Los lugares del tiempo

Rostros y lugares (2017) de Agnès Varda y JR


Por Rafael Guilhem 

Los lugares del tiempo

Rostros y lugares (2017) de Agnès Varda y JR


Por Rafael Guilhem 

 

TAMAÑO DE LETRA:

(…) esas personas que salen de viaje para ver
con sus propios ojos una ciudad deseada,
imaginándose que en una cosa real se puede
saborear el encanto de lo soñado.
Marcel Proust, En busca del tiempo perdido

Las cosas importantes no suelen estar en las personas sino entre ellas. Aquellos conductos y fibras finas, a menudo intangibles, por donde circula lo inexplicable, nos llevan a inferir que somos más de lo que creemos y comprendemos; que cada uno está vertido en lo demás y sus tiempos. En ese sentido la mirada, como un cine sin cámara, primario, forma parte de estos puentes de vínculos profundos, abandonados a cuestionarse sobre el placer de percibir y encantar la tesitura de lo real.

En Rostros y lugares (Visages villages, 2017), la última película de Agnès Varda —una mujer de 89 años con una jovialidad entrañable—, en colaboración con JR —artista visual que ha utilizado de lienzo ciudades enteras para pegar sus monumentales retratos fotográficos—, se movilizan una serie de redes y vasos comunicantes que agregan realidad al mundo a través de incorporar conexiones antes inexistentes. Entre la sabiduría y el juego, esta pareja de visionarios se aventura a recorrer distintas poblaciones de la provincia francesa, con el afán de relacionarse y conocer a obreros, trabajadoras, un cartero o un granjero mediante las fotografías que les hacen, trascendiendo el simple vistazo y negociando con lo oculto que se asoma en el contacto; las palabras que dejan ecos, los miedos que entierran risas, arrugas, y las muecas revolviendo un poco del viento, como las olas en la marea.

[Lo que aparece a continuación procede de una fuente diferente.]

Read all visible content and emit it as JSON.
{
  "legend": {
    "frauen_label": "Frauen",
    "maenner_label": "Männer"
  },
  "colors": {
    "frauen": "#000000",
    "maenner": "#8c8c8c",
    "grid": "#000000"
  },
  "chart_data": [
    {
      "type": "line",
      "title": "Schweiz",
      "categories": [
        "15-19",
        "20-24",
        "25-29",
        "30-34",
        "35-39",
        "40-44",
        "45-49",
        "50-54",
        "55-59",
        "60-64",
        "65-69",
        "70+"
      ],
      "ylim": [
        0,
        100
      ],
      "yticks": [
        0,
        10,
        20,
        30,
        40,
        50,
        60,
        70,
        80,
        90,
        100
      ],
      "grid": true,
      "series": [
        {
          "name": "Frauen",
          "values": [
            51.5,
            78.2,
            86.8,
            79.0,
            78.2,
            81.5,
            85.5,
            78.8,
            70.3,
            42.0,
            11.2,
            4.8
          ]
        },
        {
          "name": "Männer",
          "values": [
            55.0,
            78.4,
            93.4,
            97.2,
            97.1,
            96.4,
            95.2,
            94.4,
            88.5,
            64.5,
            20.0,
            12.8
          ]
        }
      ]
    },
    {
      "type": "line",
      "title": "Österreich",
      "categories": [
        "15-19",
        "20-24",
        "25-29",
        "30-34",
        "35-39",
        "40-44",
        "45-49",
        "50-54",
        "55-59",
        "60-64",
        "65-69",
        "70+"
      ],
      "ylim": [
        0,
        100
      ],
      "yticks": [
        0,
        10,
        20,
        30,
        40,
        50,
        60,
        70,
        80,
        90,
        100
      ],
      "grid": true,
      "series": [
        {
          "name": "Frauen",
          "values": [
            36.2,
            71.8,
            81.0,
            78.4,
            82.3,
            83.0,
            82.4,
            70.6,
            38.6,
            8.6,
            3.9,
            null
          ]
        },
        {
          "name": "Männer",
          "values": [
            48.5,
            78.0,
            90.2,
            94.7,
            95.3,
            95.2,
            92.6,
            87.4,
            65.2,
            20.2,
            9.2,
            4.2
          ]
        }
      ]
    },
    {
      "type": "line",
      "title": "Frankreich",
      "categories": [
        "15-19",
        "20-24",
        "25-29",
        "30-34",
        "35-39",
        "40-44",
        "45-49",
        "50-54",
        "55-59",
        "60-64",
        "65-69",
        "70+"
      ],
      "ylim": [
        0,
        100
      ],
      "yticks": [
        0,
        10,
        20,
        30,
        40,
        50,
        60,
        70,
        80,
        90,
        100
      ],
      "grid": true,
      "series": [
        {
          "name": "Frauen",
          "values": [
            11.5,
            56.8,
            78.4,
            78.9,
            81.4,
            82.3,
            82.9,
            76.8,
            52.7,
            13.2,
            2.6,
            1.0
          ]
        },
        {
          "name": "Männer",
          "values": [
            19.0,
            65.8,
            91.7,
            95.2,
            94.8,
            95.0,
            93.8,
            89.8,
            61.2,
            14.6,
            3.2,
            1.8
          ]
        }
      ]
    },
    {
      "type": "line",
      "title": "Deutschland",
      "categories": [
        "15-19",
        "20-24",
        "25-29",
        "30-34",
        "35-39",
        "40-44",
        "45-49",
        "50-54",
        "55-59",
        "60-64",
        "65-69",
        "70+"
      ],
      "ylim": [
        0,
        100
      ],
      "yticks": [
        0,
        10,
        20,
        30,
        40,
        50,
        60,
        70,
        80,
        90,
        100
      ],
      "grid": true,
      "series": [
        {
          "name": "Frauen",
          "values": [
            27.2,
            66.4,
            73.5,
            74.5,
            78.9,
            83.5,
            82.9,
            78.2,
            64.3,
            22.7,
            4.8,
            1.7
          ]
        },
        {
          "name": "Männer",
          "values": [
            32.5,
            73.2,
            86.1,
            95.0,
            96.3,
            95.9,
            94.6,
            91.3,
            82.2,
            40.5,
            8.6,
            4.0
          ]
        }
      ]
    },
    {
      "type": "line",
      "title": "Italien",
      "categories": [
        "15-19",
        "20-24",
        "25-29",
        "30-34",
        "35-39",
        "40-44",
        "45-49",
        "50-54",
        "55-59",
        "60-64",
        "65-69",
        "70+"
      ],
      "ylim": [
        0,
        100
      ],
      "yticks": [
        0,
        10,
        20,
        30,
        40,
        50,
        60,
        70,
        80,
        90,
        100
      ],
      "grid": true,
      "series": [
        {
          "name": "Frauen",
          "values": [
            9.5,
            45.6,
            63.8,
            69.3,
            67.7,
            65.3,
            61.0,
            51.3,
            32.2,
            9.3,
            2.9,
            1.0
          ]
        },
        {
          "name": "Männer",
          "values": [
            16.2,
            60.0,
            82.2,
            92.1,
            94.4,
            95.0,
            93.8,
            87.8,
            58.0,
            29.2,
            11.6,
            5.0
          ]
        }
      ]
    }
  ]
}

La mirada, en ese sentido, cobra el relieve del tiempo y el trabajo, pero también de la experimentación. No basta con lanzar la vista contra lo que tenemos en frente, es menester darle una dimensión de narración, recuerdo e imaginación para observar lo que se teje entre lo presente y lo evocado. Esta operación aparece en múltiples morfologías de la película: la insistencia de Varda por conocer los ojos de JR que están siempre ocultos tras sus gafas de sol, su visita a la casa de Jean-Luc Godard —un cineasta sin prescripciones— que termina en una cruel travesura de escondidas, o bien, las múltiples preguntas a la gente de pie sobre sus reminiscencias, espacios y actividades, que Varda y JR registran y clasifican con una libertad absoluta. En esos diálogos se asoma un resplandor hondo: las miradas de las personas que formulan palabras parecen encontrarse en otras temporalidades, trayendo al encuentro lo ausente, que es todo ese memorial personal que lucha por compartirse. Es un gesto que aparece tras los ojos, como si la vista se fugara y nos dejara reminiscencias fantasmagóricas y enigmáticas acompañadas de vocablos. Después de recolectar estos relatos, Varda y JR siguen su recorrido a través de fábricas, carreteras y vías de tren, llevando los espacios a la dimensión del tiempo: rostros, lugares y el cine entrecruzados. 

El cine es, cuando se tiene la capacidad, esa mirada que conecta dos partes del mundo para ampliar su filo y horizonte. No solo se apropia de lo que captura, es capaz de transformarlo. También tiene un motivo de permanencia del misterio: una afrenta a la muerte desde la lealtad al tiempo y sus territorios, que no es otra cosa que pensar en tender un puente entre la vida, la memoria y las imágenes que no dejan de preguntarse por lo que está impreso en ellas, hablando de la mezcla entre lo que fueron las cosas, lo que son, y su imprevisible encantamiento.